Patel has been airing her discontent with the BJP leadership for the last two months. She had even issued an ultimatum to the BJP to address its grievances by February 20, failing which the party would look for alternatives.
Patel then met Congress’ newly appointed general-secretary Priyanka Gandhi Vadra on Thursday for a three-hour long deliberation session over possible alliance. The party is likely to take the final decision by this month end.
“The time for talks with the BJP is now over. We are free to take our decision,” said Patel.
Similarly, Rajbhar, a frequent critic of Chief Minister Yogi Adityanath and his government in UP, has been sulking since he joined the dispensation in March 2017. According to a functionary in the state’s BJP unit, Rajbhar was placated to an extent by BJP chief Amit Shah when the SBSP chief met him in Delhi on Wednesday. The two are scheduled to meet again next week.

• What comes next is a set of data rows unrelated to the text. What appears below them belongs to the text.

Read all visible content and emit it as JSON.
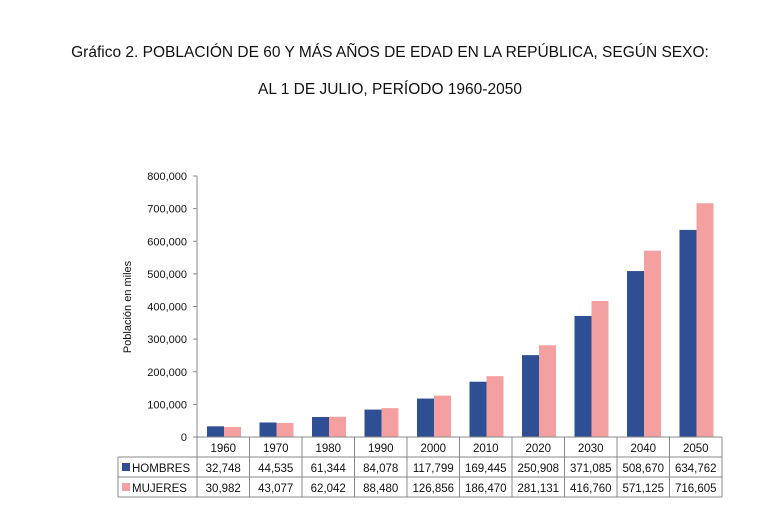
{
  "chart_data": {
    "type": "bar",
    "title_line1": "Gráfico 2. POBLACIÓN DE 60 Y MÁS AÑOS DE EDAD EN LA REPÚBLICA, SEGÚN SEXO:",
    "title_line2": "AL 1 DE JULIO, PERÍODO 1960-2050",
    "ylabel": "Población en miles",
    "ylim": [
      0,
      800000
    ],
    "yticks": [
      "0",
      "100,000",
      "200,000",
      "300,000",
      "400,000",
      "500,000",
      "600,000",
      "700,000",
      "800,000"
    ],
    "categories": [
      "1960",
      "1970",
      "1980",
      "1990",
      "2000",
      "2010",
      "2020",
      "2030",
      "2040",
      "2050"
    ],
    "series": [
      {
        "name": "HOMBRES",
        "color": "#2f4f94",
        "values": [
          32748,
          44535,
          61344,
          84078,
          117799,
          169445,
          250908,
          371085,
          508670,
          634762
        ],
        "labels": [
          "32,748",
          "44,535",
          "61,344",
          "84,078",
          "117,799",
          "169,445",
          "250,908",
          "371,085",
          "508,670",
          "634,762"
        ]
      },
      {
        "name": "MUJERES",
        "color": "#f4a0a0",
        "values": [
          30982,
          43077,
          62042,
          88480,
          126856,
          186470,
          281131,
          416760,
          571125,
          716605
        ],
        "labels": [
          "30,982",
          "43,077",
          "62,042",
          "88,480",
          "126,856",
          "186,470",
          "281,131",
          "416,760",
          "571,125",
          "716,605"
        ]
      }
    ],
    "legend": "data-table",
    "grid": false
  }
}
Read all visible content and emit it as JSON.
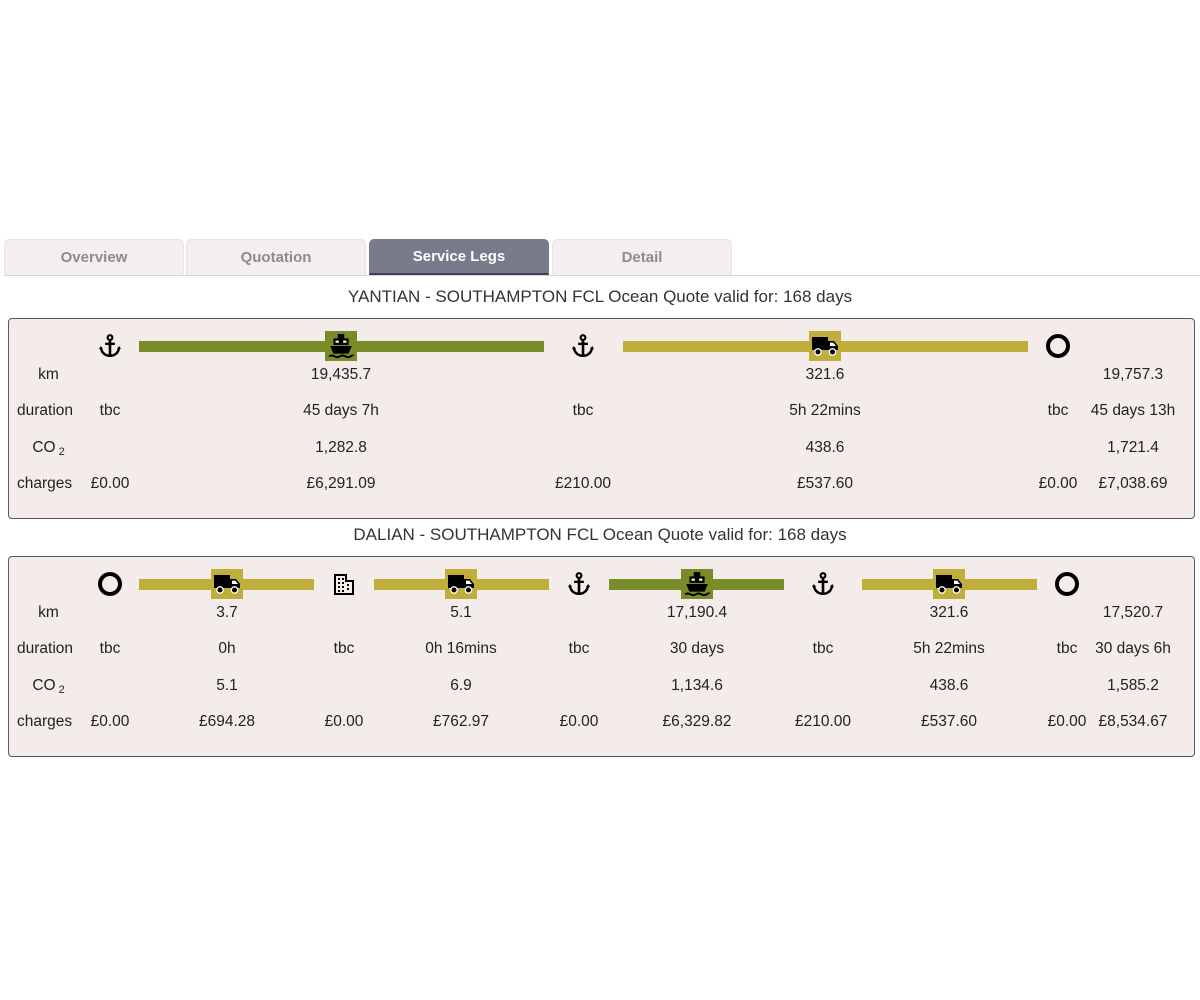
{
  "tabs": [
    "Overview",
    "Quotation",
    "Service Legs",
    "Detail"
  ],
  "active_tab": "Service Legs",
  "row_labels": {
    "km": "km",
    "duration": "duration",
    "co2_prefix": "CO",
    "co2_sub": "2",
    "charges": "charges"
  },
  "colors": {
    "sea": "#7a8b2a",
    "road": "#bfae39",
    "panel": "#f3eceb",
    "active_tab": "#797a8a"
  },
  "quotes": [
    {
      "title": "YANTIAN - SOUTHAMPTON FCL Ocean Quote valid for: 168 days",
      "nodes": [
        {
          "icon": "anchor-icon",
          "duration": "tbc",
          "charges": "£0.00"
        },
        {
          "icon": "anchor-icon",
          "duration": "tbc",
          "charges": "£210.00"
        },
        {
          "icon": "destination-ring-icon",
          "duration": "tbc",
          "charges": "£0.00"
        }
      ],
      "legs": [
        {
          "mode": "sea",
          "icon": "ship-icon",
          "km": "19,435.7",
          "duration": "45 days 7h",
          "co2": "1,282.8",
          "charges": "£6,291.09"
        },
        {
          "mode": "road",
          "icon": "truck-icon",
          "km": "321.6",
          "duration": "5h 22mins",
          "co2": "438.6",
          "charges": "£537.60"
        }
      ],
      "total": {
        "km": "19,757.3",
        "duration": "45 days 13h",
        "co2": "1,721.4",
        "charges": "£7,038.69"
      }
    },
    {
      "title": "DALIAN - SOUTHAMPTON FCL Ocean Quote valid for: 168 days",
      "nodes": [
        {
          "icon": "origin-ring-icon",
          "duration": "tbc",
          "charges": "£0.00"
        },
        {
          "icon": "building-icon",
          "duration": "tbc",
          "charges": "£0.00"
        },
        {
          "icon": "anchor-icon",
          "duration": "tbc",
          "charges": "£0.00"
        },
        {
          "icon": "anchor-icon",
          "duration": "tbc",
          "charges": "£210.00"
        },
        {
          "icon": "destination-ring-icon",
          "duration": "tbc",
          "charges": "£0.00"
        }
      ],
      "legs": [
        {
          "mode": "road",
          "icon": "truck-icon",
          "km": "3.7",
          "duration": "0h",
          "co2": "5.1",
          "charges": "£694.28"
        },
        {
          "mode": "road",
          "icon": "truck-icon",
          "km": "5.1",
          "duration": "0h 16mins",
          "co2": "6.9",
          "charges": "£762.97"
        },
        {
          "mode": "sea",
          "icon": "ship-icon",
          "km": "17,190.4",
          "duration": "30 days",
          "co2": "1,134.6",
          "charges": "£6,329.82"
        },
        {
          "mode": "road",
          "icon": "truck-icon",
          "km": "321.6",
          "duration": "5h 22mins",
          "co2": "438.6",
          "charges": "£537.60"
        }
      ],
      "total": {
        "km": "17,520.7",
        "duration": "30 days 6h",
        "co2": "1,585.2",
        "charges": "£8,534.67"
      }
    }
  ]
}
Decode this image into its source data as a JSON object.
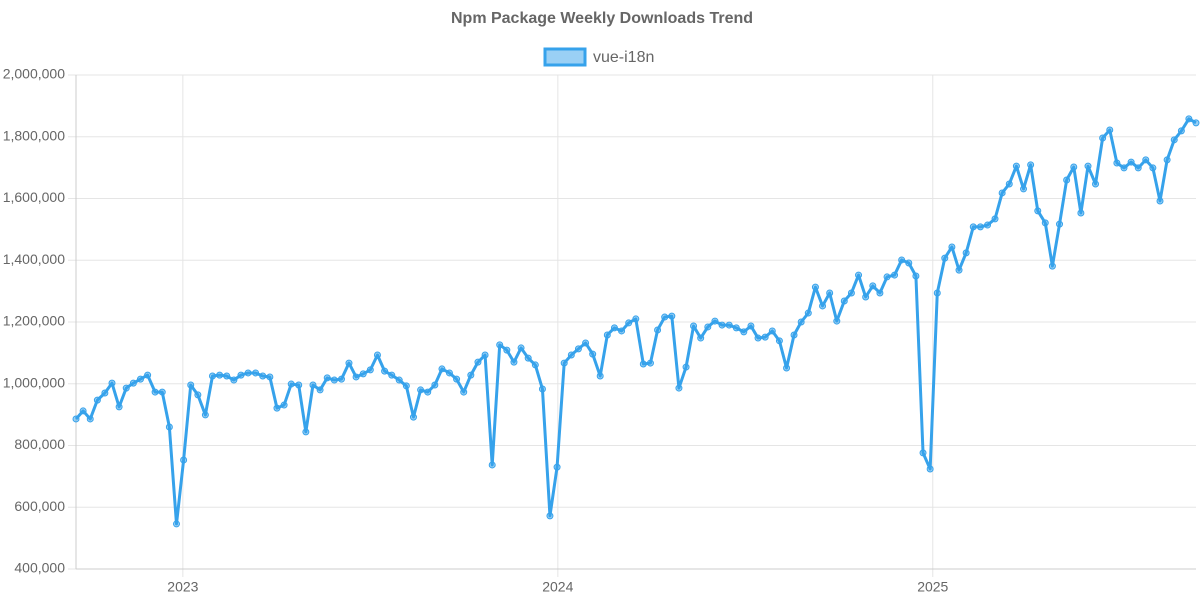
{
  "chart_data": {
    "type": "line",
    "title": "Npm Package Weekly Downloads Trend",
    "x": [
      2022.715,
      2022.734,
      2022.753,
      2022.772,
      2022.792,
      2022.811,
      2022.83,
      2022.849,
      2022.868,
      2022.887,
      2022.906,
      2022.926,
      2022.945,
      2022.964,
      2022.983,
      2023.002,
      2023.021,
      2023.04,
      2023.06,
      2023.079,
      2023.098,
      2023.117,
      2023.136,
      2023.155,
      2023.174,
      2023.194,
      2023.213,
      2023.232,
      2023.251,
      2023.27,
      2023.289,
      2023.309,
      2023.328,
      2023.347,
      2023.366,
      2023.385,
      2023.404,
      2023.423,
      2023.443,
      2023.462,
      2023.481,
      2023.5,
      2023.519,
      2023.538,
      2023.557,
      2023.577,
      2023.596,
      2023.615,
      2023.634,
      2023.653,
      2023.672,
      2023.691,
      2023.711,
      2023.73,
      2023.749,
      2023.768,
      2023.787,
      2023.806,
      2023.825,
      2023.845,
      2023.864,
      2023.883,
      2023.902,
      2023.921,
      2023.94,
      2023.959,
      2023.979,
      2023.998,
      2024.017,
      2024.036,
      2024.055,
      2024.074,
      2024.093,
      2024.113,
      2024.132,
      2024.151,
      2024.17,
      2024.189,
      2024.208,
      2024.228,
      2024.247,
      2024.266,
      2024.285,
      2024.304,
      2024.323,
      2024.342,
      2024.362,
      2024.381,
      2024.4,
      2024.419,
      2024.438,
      2024.457,
      2024.476,
      2024.496,
      2024.515,
      2024.534,
      2024.553,
      2024.572,
      2024.591,
      2024.61,
      2024.63,
      2024.649,
      2024.668,
      2024.687,
      2024.706,
      2024.725,
      2024.744,
      2024.764,
      2024.783,
      2024.802,
      2024.821,
      2024.84,
      2024.859,
      2024.878,
      2024.898,
      2024.917,
      2024.936,
      2024.955,
      2024.974,
      2024.993,
      2025.012,
      2025.032,
      2025.051,
      2025.07,
      2025.089,
      2025.108,
      2025.127,
      2025.146,
      2025.166,
      2025.185,
      2025.204,
      2025.223,
      2025.242,
      2025.261,
      2025.28,
      2025.3,
      2025.319,
      2025.338,
      2025.357,
      2025.376,
      2025.395,
      2025.414,
      2025.434,
      2025.453,
      2025.472,
      2025.491,
      2025.51,
      2025.529,
      2025.548,
      2025.568,
      2025.587,
      2025.606,
      2025.625,
      2025.644,
      2025.663,
      2025.683,
      2025.702
    ],
    "series": [
      {
        "name": "vue-i18n",
        "color": "#36a2eb",
        "fill": "rgba(54,162,235,0.5)",
        "values": [
          886000,
          912000,
          886000,
          947000,
          970000,
          1002000,
          925000,
          986000,
          1002000,
          1015000,
          1028000,
          973000,
          973000,
          860000,
          546000,
          753000,
          996000,
          964000,
          899000,
          1025000,
          1028000,
          1025000,
          1012000,
          1028000,
          1035000,
          1035000,
          1025000,
          1022000,
          921000,
          931000,
          999000,
          996000,
          844000,
          996000,
          980000,
          1019000,
          1012000,
          1015000,
          1067000,
          1022000,
          1032000,
          1045000,
          1093000,
          1041000,
          1028000,
          1012000,
          993000,
          892000,
          980000,
          973000,
          996000,
          1048000,
          1035000,
          1015000,
          973000,
          1028000,
          1070000,
          1093000,
          737000,
          1126000,
          1109000,
          1070000,
          1116000,
          1083000,
          1061000,
          983000,
          572000,
          730000,
          1067000,
          1093000,
          1113000,
          1132000,
          1096000,
          1025000,
          1158000,
          1181000,
          1171000,
          1197000,
          1210000,
          1064000,
          1067000,
          1174000,
          1216000,
          1219000,
          986000,
          1054000,
          1187000,
          1148000,
          1184000,
          1203000,
          1190000,
          1190000,
          1181000,
          1168000,
          1187000,
          1148000,
          1151000,
          1171000,
          1139000,
          1051000,
          1158000,
          1200000,
          1229000,
          1313000,
          1252000,
          1294000,
          1203000,
          1268000,
          1294000,
          1352000,
          1281000,
          1317000,
          1294000,
          1346000,
          1352000,
          1401000,
          1391000,
          1349000,
          776000,
          724000,
          1294000,
          1407000,
          1443000,
          1368000,
          1424000,
          1508000,
          1508000,
          1514000,
          1534000,
          1618000,
          1647000,
          1705000,
          1631000,
          1709000,
          1560000,
          1521000,
          1381000,
          1517000,
          1660000,
          1702000,
          1553000,
          1705000,
          1647000,
          1796000,
          1822000,
          1715000,
          1699000,
          1718000,
          1699000,
          1725000,
          1699000,
          1592000,
          1725000,
          1790000,
          1819000,
          1858000,
          1845000
        ]
      }
    ],
    "xlim": [
      2022.715,
      2025.702
    ],
    "xticks": [
      2023,
      2024,
      2025
    ],
    "ylim": [
      400000,
      2000000
    ],
    "yticks": [
      {
        "value": 400000,
        "label": "400,000"
      },
      {
        "value": 600000,
        "label": "600,000"
      },
      {
        "value": 800000,
        "label": "800,000"
      },
      {
        "value": 1000000,
        "label": "1,000,000"
      },
      {
        "value": 1200000,
        "label": "1,200,000"
      },
      {
        "value": 1400000,
        "label": "1,400,000"
      },
      {
        "value": 1600000,
        "label": "1,600,000"
      },
      {
        "value": 1800000,
        "label": "1,800,000"
      },
      {
        "value": 2000000,
        "label": "2,000,000"
      }
    ],
    "grid": true,
    "legend": "top"
  }
}
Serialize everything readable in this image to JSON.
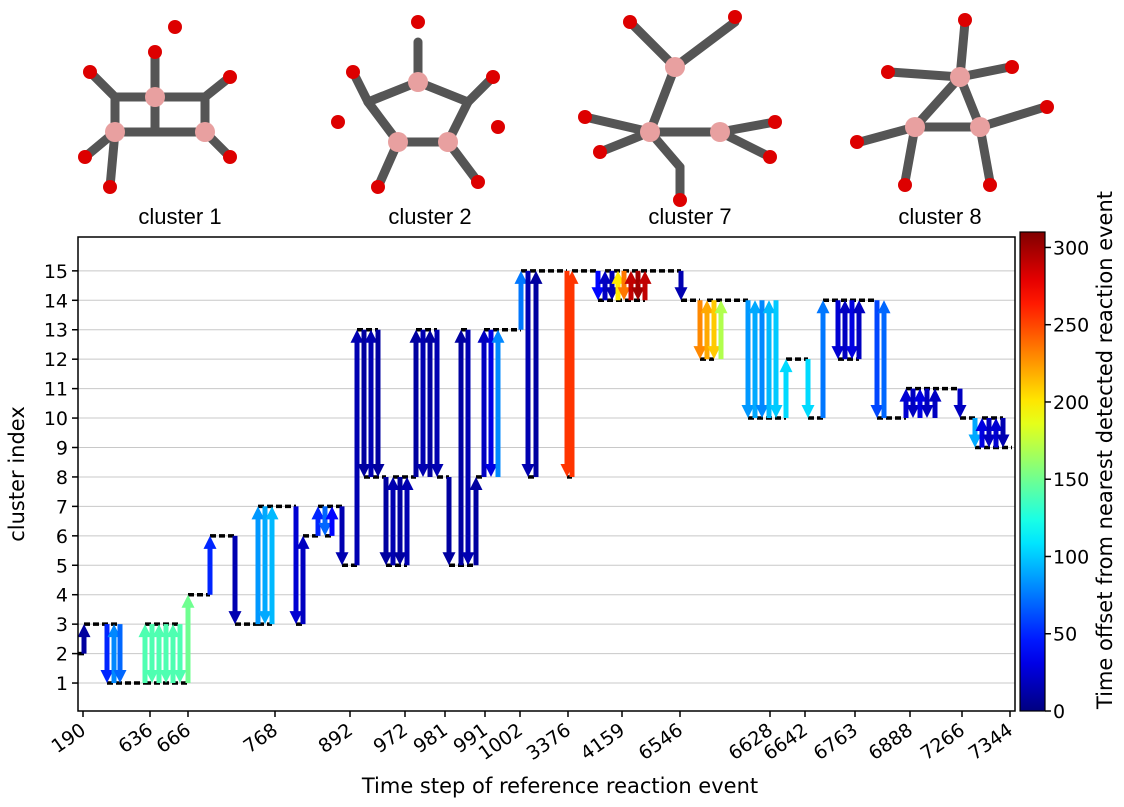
{
  "structures": [
    "cluster 1",
    "cluster 2",
    "cluster 7",
    "cluster 8"
  ],
  "chart_data": {
    "type": "transition",
    "xlabel": "Time step of reference reaction event",
    "ylabel": "cluster index",
    "xlim": [
      0,
      93.7
    ],
    "xticks": [
      {
        "value": 0.5,
        "label": "190"
      },
      {
        "value": 7.2,
        "label": "636"
      },
      {
        "value": 11,
        "label": "666"
      },
      {
        "value": 19.7,
        "label": "768"
      },
      {
        "value": 27.2,
        "label": "892"
      },
      {
        "value": 32.7,
        "label": "972"
      },
      {
        "value": 36.7,
        "label": "981"
      },
      {
        "value": 40.7,
        "label": "991"
      },
      {
        "value": 44.2,
        "label": "1002"
      },
      {
        "value": 49,
        "label": "3376"
      },
      {
        "value": 54.4,
        "label": "4159"
      },
      {
        "value": 60.2,
        "label": "6546"
      },
      {
        "value": 69.2,
        "label": "6628"
      },
      {
        "value": 72.7,
        "label": "6642"
      },
      {
        "value": 77.7,
        "label": "6763"
      },
      {
        "value": 83.2,
        "label": "6888"
      },
      {
        "value": 88.4,
        "label": "7266"
      },
      {
        "value": 93.2,
        "label": "7344"
      }
    ],
    "ylim": [
      0.05,
      16.15
    ],
    "yticks": [
      1,
      2,
      3,
      4,
      5,
      6,
      7,
      8,
      9,
      10,
      11,
      12,
      13,
      14,
      15
    ],
    "grid": true,
    "colorbar": {
      "label": "Time offset from nearest detected reaction event",
      "colormap": "jet",
      "lim": [
        0,
        310
      ],
      "ticks": [
        0,
        50,
        100,
        150,
        200,
        250,
        300
      ]
    },
    "segments": {
      "x0": [
        0,
        0.6,
        2.9,
        6.7,
        6.7,
        11,
        13.2,
        15.7,
        18,
        18,
        21.8,
        22.5,
        24,
        24.7,
        26.4,
        27.9,
        28.6,
        30.8,
        31.5,
        33.8,
        35.9,
        37.1,
        38.3,
        39.8,
        40.6,
        44.3,
        45,
        48.9,
        49.4,
        52,
        52.7,
        60.3,
        62.2,
        62.9,
        67,
        70.8,
        73,
        74.5,
        76,
        79.9,
        82.8,
        88.2,
        89.7,
        90.4
      ],
      "x1": [
        0.6,
        4.2,
        6.7,
        10.2,
        11,
        13.2,
        15.7,
        18,
        21.8,
        19.4,
        22.5,
        24,
        26.4,
        25.4,
        27.9,
        30,
        30.8,
        32.9,
        33.8,
        35.9,
        37.1,
        39.8,
        39,
        40.6,
        44.3,
        48.9,
        45.8,
        49.4,
        52,
        56.7,
        60.3,
        62.2,
        63.6,
        67,
        70.8,
        73,
        74.5,
        79.9,
        78.1,
        82.8,
        88.2,
        89.7,
        93.4,
        92.5
      ],
      "levels": [
        2,
        3,
        1,
        3,
        1,
        4,
        6,
        3,
        7,
        3,
        3,
        6,
        7,
        6,
        5,
        13,
        8,
        5,
        8,
        13,
        8,
        5,
        13,
        8,
        13,
        15,
        8,
        8,
        15,
        14,
        15,
        14,
        12,
        14,
        10,
        12,
        10,
        14,
        12,
        10,
        11,
        10,
        9,
        10
      ]
    },
    "arrows": {
      "x": [
        0.6,
        2.9,
        3.6,
        4.2,
        6.7,
        7.4,
        8.1,
        8.8,
        9.5,
        10.2,
        11,
        13.2,
        15.7,
        18,
        18.7,
        19.4,
        21.8,
        22.5,
        24,
        24.7,
        25.4,
        26.4,
        27.9,
        28.6,
        29.3,
        30,
        30.8,
        31.5,
        32.2,
        32.9,
        33.8,
        34.5,
        35.2,
        35.9,
        37.1,
        38.3,
        39,
        39.8,
        40.6,
        41.3,
        42,
        44.3,
        45,
        45.8,
        48.9,
        49.4,
        52,
        52.7,
        53.4,
        54,
        54.6,
        55.3,
        56,
        56.7,
        60.3,
        62.2,
        62.9,
        63.6,
        64.3,
        67,
        67.7,
        68.4,
        69.1,
        69.8,
        70.8,
        73,
        74.5,
        76,
        76.7,
        77.4,
        78.1,
        79.9,
        80.6,
        82.8,
        83.5,
        84.2,
        84.9,
        85.7,
        88.2,
        89.7,
        90.4,
        91.1,
        91.8,
        92.5
      ],
      "from": [
        2,
        3,
        1,
        3,
        1,
        3,
        1,
        3,
        1,
        3,
        1,
        4,
        6,
        3,
        7,
        3,
        7,
        3,
        6,
        7,
        6,
        7,
        5,
        13,
        8,
        13,
        8,
        5,
        8,
        5,
        8,
        13,
        8,
        13,
        8,
        5,
        13,
        5,
        8,
        13,
        8,
        13,
        15,
        8,
        15,
        8,
        15,
        14,
        15,
        14,
        15,
        14,
        15,
        14,
        15,
        14,
        12,
        14,
        12,
        14,
        10,
        14,
        10,
        14,
        10,
        12,
        10,
        14,
        12,
        14,
        12,
        14,
        10,
        10,
        11,
        10,
        11,
        10,
        11,
        10,
        9,
        10,
        9,
        10
      ],
      "to": [
        3,
        1,
        3,
        1,
        3,
        1,
        3,
        1,
        3,
        1,
        4,
        6,
        3,
        7,
        3,
        7,
        3,
        6,
        7,
        6,
        7,
        5,
        13,
        8,
        13,
        8,
        5,
        8,
        5,
        8,
        13,
        8,
        13,
        8,
        5,
        13,
        5,
        8,
        13,
        8,
        13,
        15,
        8,
        15,
        8,
        15,
        14,
        15,
        14,
        15,
        14,
        15,
        14,
        15,
        14,
        12,
        14,
        12,
        14,
        10,
        14,
        10,
        14,
        10,
        12,
        10,
        14,
        12,
        14,
        12,
        14,
        10,
        14,
        11,
        10,
        11,
        10,
        11,
        10,
        9,
        10,
        9,
        10,
        9
      ],
      "values": [
        10,
        50,
        80,
        70,
        140,
        140,
        140,
        140,
        140,
        140,
        150,
        50,
        15,
        85,
        90,
        95,
        25,
        20,
        50,
        70,
        40,
        15,
        15,
        10,
        15,
        10,
        10,
        15,
        10,
        15,
        10,
        15,
        10,
        15,
        10,
        10,
        15,
        10,
        20,
        30,
        80,
        75,
        15,
        10,
        255,
        255,
        40,
        20,
        15,
        200,
        235,
        290,
        300,
        290,
        15,
        230,
        220,
        210,
        170,
        85,
        90,
        80,
        95,
        100,
        105,
        105,
        75,
        25,
        20,
        30,
        20,
        60,
        70,
        25,
        20,
        30,
        20,
        20,
        20,
        90,
        30,
        20,
        25,
        15
      ]
    }
  }
}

Other such outifits are also busy making their presence felt in the state. While the Rashtriya Lok Dal, which failed to win a single seat in 2014, has managed to clinch three of the six seats it was demanding from the SP-BSP alliance, eastern UP-based Mahan Dal has decided to go with the Congress. The Samajwadi Party is also considering ‘accommodating’ fringe players by allowing its candidates to contest on the SP symbol.
The BJP’s alliance with the Apna Dal(S) and the SBSP helped it garner huge numbers across the state in 2014. Since then however, the party has not been able to maintain its relations with leaders of the smaller parties.